A pandemia de Covid-19 impulsionou essa mudança. Por conta do isolamento social, Samira decidiu adaptar uma sala na casa do pai em um pequeno laboratório para seguir com suas pesquisas e, ao mesmo tempo, apresentar o hidromel ao público nordestino, ainda pouco familiarizado com a bebida.
Como pesquisadora e ciente dos riscos de produzir uma bebida artesanal sem a devida regulamentação, ela sabia que precisava da certificação do Ministério da Agricultura, um processo complexo e que demanda alguns recursos. Assim, Samira buscou capacitação em instituições como o Sebrae e que, segundo ela, foi um divisor de águas para o negócio.
“Precisava entender o que era uma empresa, uma marca. Fiz cursos em diversas áreas, desde planejamento de negócios até questões financeiras e precificação, além de participar de iniciativas como Projeto da Indústria e o Programa Agente de Mercado”, conta.
Outro apoio veio da Fundação de Amparo à Pesquisa da Bahia (FAPESB) que, por meio de um projeto para empreendedoras femininas, concedeu um recurso de R$ 60 mil ao projeto da hidromelaria.
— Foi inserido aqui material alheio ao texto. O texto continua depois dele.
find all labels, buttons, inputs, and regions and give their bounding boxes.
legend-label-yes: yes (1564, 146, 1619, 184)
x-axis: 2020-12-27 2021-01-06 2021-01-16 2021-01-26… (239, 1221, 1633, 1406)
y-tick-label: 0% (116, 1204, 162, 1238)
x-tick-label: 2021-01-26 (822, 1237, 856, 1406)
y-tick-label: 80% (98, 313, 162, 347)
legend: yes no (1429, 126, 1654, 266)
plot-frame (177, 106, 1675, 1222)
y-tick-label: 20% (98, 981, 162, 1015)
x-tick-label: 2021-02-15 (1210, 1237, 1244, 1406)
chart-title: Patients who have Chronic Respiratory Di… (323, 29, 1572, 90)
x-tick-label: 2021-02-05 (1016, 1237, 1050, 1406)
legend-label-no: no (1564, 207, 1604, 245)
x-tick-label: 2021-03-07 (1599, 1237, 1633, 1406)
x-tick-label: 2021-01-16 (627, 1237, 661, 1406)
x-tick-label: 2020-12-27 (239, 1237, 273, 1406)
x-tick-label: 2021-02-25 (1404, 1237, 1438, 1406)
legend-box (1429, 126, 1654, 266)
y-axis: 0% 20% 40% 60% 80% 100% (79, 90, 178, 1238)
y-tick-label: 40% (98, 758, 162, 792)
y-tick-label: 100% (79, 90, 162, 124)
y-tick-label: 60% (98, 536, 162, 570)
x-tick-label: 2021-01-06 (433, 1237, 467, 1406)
O valor possibilitou a contratação de consultorias para a estruturação da empresa, garantindo que cada passo fosse bem calculado.
“Ninguém chega a lugar algum sozinho”, ressalta a empreendedora. A San' Mielle Hidromelaria também conta com a parceria do orientador de mestrado de Samira como sócio, solidificando a base do negócio.
O diferencial do hidromel produzido por Samira está na receita, que utiliza um consórcio de leveduras e nutrientes para acelerar a fermentação, além do compromisso com a sustentabilidade: todos os resíduos são enviados à Universidade Federal do Recôncavo da Bahia (UFRB) para serem reaproveitados na alimentação animal.
Hidromel baiano: atualmente, a produção da San'Mielle tem duas versões da bebida -- uma mais floral, com 7% de álcool, e outra mais encorpada e com teor alcoólico de 8% (Divulgação)
Os desafios também fizeram parte do caminho, especialmente em um mercado ainda dominado por homens. A empresária enfrentou, por exemplo, questionamentos sobre a sua capacidade. No entanto, ela destaca que sempre se apoiou em sua formação e conhecimento para conquistar respeito. “Desde o início, fui questionada sobre minha capacidade, ouvindo frases como ‘Será que ela entende mesmo?’”.
Nesse sentido, ela destaca a importância do fortalecimento das redes de empreendedorismo feminino “Temos de nos unir cada vez mais”. Samira, inclusive, integra um grupo com 60 mulheres da indústria, que se reúnem quinzenalmente na capital baiana para trocar experiências sobre inovação, tecnologia e autoconhecimento.
Àquelas que desejam empreender, ela deixa um conselho: “Tenha paciência. Se prepare, estude, teste. E, principalmente, busque apoio em redes e instituições como o Sebrae”.
Para Samira, o caminho começa com um sonho e o desejo de realizá-lo. Depois, é preciso coragem, persistência e resiliência. “Ao longo da jornada, encontramos vários tipos de pessoas: algumas dispostas a ajudar, outras nem tanto. Mas acredito que, na vida, nunca perdemos. Ou ganhamos ou aprendemos”, finaliza.